In reality, the majority of heart attacks start slowly, with mild pain or discomfort. People aren't always aware of what's wrong and wait too long before getting help.
Signs that a heart attack is in progress, according to the American Heart Association, include:
_ Chest discomfort. Most heart attacks involve discomfort in the center of the chest that lasts more than a few minutes or that goes away and comes back. It can feel like uncomfortable pressure, squeezing, fullness or pain.
_ Discomfort in other areas of the upper body. Symptoms can include pain or discomfort in one or both arms, the back, neck, jaw or stomach.
_ Shortness of breath with or without chest discomfort
__ Breaking out in a cold sweat, nausea or light-headedness
Men and women's most common heart attack symptom is chest pain or discomfort. But women are somewhat more likely than men to experience some of the other common symptoms, particularly shortness of breath, nausea and/or vomiting, and back or jaw pain.
Learn the signs but even if you're not sure it's a heart attack, consult with a doctor about your symptoms.
Stroke and cardiac
arrest warning signs
The American Stroke Association lists the following as warning signs of stroke:
_ Sudden numbness or weakness of the face, arm or leg, especially on one side of the body
_ Sudden confusion, trouble speaking or understanding
_ Sudden trouble seeing with one or both eyes
_ Sudden trouble walking, dizziness, loss of balance or coordination
_ Sudden, severe headache with no known cause
If you or someone else has one or more of these signs, call 9-1-1.
Cardiac arrest strikes immediately and unexpectedly. Warning signs include:
_ Sudden loss of responsiveness (no response to tapping on shoulders).
_ No normal breathing (the victim does not take a normal breath when you tilt the head up and check for at least five seconds).
If signs of cardiac arrest are present, tell someone to call 9-1-1, get an automated external defibrillator (if one is available) and begin cardiopulmonary resuscitation immediately.
Remember: Every second matters and fast action can save lives.
Ashley Miller can be reached at firstname.lastname@example.org.
According to the American Heart Association:
_ About 700,000 people suffer a new or recurrent stroke in the United States each year.
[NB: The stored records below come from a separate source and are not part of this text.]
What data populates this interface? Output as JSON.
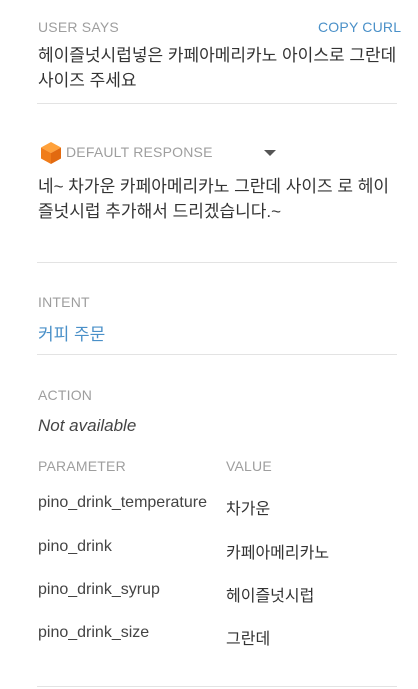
{
  "user_says": {
    "label": "USER SAYS",
    "copy_curl": "COPY CURL",
    "text": "헤이즐넛시럽넣은 카페아메리카노 아이스로 그란데사이즈 주세요"
  },
  "default_response": {
    "label": "DEFAULT RESPONSE",
    "icon": "cube-icon",
    "accent": "#f5821f",
    "text": "네~ 차가운 카페아메리카노 그란데 사이즈 로 헤이즐넛시럽 추가해서 드리겠습니다.~"
  },
  "intent": {
    "label": "INTENT",
    "value": "커피 주문",
    "color": "#4a90c8"
  },
  "action": {
    "label": "ACTION",
    "value": "Not available"
  },
  "parameters": {
    "header_param": "PARAMETER",
    "header_value": "VALUE",
    "rows": [
      {
        "name": "pino_drink_temperature",
        "value": "차가운"
      },
      {
        "name": "pino_drink",
        "value": "카페아메리카노"
      },
      {
        "name": "pino_drink_syrup",
        "value": "헤이즐넛시럽"
      },
      {
        "name": "pino_drink_size",
        "value": "그란데"
      }
    ]
  }
}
More than 150,000 of these people die, making stroke the third-leading cause of death.
_ About 5.7 million U.S. stroke survivors are alive today, many with permanent stroke-related disabilities.
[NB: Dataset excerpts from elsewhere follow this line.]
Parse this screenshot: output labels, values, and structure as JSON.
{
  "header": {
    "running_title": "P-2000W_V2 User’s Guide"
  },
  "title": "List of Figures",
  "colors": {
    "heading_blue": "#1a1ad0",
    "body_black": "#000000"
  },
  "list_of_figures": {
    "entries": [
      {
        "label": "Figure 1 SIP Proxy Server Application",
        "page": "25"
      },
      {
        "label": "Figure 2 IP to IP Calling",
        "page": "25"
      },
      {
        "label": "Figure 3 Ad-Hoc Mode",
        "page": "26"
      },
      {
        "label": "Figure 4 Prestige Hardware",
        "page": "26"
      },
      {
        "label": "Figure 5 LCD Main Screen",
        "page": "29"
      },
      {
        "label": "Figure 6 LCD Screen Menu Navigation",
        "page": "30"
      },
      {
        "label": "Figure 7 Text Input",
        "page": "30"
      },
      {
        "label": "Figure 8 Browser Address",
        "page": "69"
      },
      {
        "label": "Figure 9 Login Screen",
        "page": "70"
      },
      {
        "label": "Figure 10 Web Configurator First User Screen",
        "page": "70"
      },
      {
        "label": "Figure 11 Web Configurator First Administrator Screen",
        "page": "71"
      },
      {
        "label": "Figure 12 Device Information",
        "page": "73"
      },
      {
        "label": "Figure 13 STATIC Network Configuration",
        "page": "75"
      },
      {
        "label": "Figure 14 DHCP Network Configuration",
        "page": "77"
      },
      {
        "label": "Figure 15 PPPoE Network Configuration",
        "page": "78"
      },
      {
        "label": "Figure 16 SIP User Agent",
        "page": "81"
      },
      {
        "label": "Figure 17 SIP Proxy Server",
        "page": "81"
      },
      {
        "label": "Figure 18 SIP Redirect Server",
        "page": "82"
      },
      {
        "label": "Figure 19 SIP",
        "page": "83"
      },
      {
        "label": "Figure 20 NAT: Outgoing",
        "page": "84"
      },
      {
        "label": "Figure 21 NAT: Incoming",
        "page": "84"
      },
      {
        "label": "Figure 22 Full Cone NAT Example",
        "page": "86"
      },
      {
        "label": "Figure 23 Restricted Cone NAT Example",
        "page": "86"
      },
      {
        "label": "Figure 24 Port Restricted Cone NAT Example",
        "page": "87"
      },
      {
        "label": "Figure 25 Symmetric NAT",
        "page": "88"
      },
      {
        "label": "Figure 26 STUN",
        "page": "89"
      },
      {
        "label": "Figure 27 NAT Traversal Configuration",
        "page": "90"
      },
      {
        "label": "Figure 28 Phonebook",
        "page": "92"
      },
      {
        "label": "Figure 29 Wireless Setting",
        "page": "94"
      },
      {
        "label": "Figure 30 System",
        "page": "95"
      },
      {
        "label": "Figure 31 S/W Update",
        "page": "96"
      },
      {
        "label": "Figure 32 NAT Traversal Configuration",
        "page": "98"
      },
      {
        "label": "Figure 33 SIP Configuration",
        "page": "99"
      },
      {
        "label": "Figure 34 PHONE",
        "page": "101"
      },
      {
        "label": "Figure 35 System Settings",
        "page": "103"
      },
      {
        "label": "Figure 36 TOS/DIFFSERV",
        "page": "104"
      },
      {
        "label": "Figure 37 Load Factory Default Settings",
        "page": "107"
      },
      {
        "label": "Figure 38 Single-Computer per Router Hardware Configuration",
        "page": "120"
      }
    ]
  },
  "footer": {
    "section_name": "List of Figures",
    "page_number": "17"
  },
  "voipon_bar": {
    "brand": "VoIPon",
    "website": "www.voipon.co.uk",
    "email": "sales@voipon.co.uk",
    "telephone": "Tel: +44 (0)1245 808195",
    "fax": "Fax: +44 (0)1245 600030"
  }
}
_ Women account for about six in 10 stroke deaths.
_ Data from the National Health and Nutrition Examination Survey 1999-2004 shows 72 million high adults 20 and older in the U.S. have high blood pressure.
_ Up to 95 percent of high blood pressure cases are from unknown causes, but it is easily detectable and usually controlled with proper treatment.
_ An estimated 25.1 million men and 20.9 million women put themselves at increased risk of heart attack and stroke by smoking cigarettes.
_ About 36.6 million American adults have cholesterol levels of 240 milligrams per deciliters or higher - the point at which it becomes a major risk factor for coronary heart disease and stroke.
_ About 66 percent of Americans age 20 and older are overweight or obese.
_ Data released by the Centers for Disease Control and Prevention shows that only 30 percent of American adults engage in light-moderate physical activity for at least 30 minutes five or more days a week or vigorous physical activity for at least 20 minutes three or more days a week.
_ At least 65 percent of people with diabetes die of some form of heart disease or blood vessel disease.